いきなり婚─目覚めたら人の妻?!─
カレーのベースを煮込んでいるうちに、果歩はポテトサラダ用のハムやゆで卵を刻み、加熱して柔らかくなった人参を型抜きして、キュウリの水分を搾る。

カレーのベースが出来上がると、果歩はそれを三つに分け、それぞれの鍋に甘口、中辛、辛口のカレールーを入れて仕上げる。

その間に彩名がポテトサラダの具材をマヨネーズで和えて、レタスとキャベツの敷かれた皿の上に盛り付け、私が粗熱の取れた蒸し鶏を割く。

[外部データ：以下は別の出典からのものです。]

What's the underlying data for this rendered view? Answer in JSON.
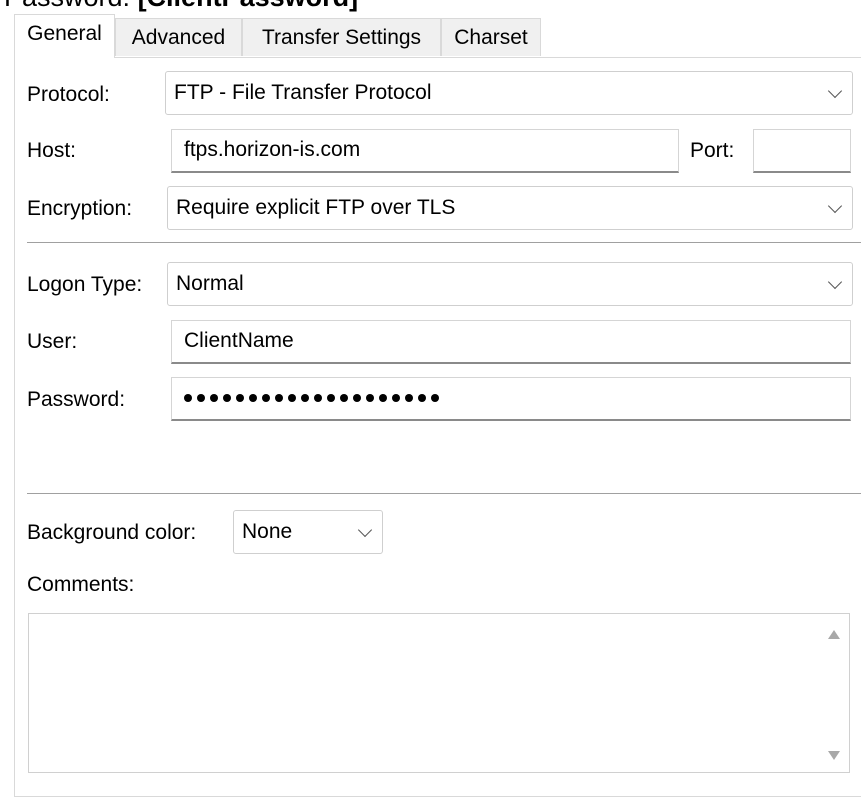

自社商品の宣伝を兼ねているので、チャツネとガラムマサラは皿などには移さず、チューブや瓶に入ったままテーブルに置く。

もちろんカレールーの箱も、調理中は目立つ場所に、パッケージがよく見えるように置いておく。

全国ネットで自社商品をバッチリ売り込んでおけば、会社の上層部や広報部の社員は大喜びすることだろう。

創さんは引っ越して来たばかりだったし、元々一人暮らしだったので調理器具をあまりたくさん持っていなかったけれど、私が持ってきたものがあったので、なんとかカレーを三種類作ることができた。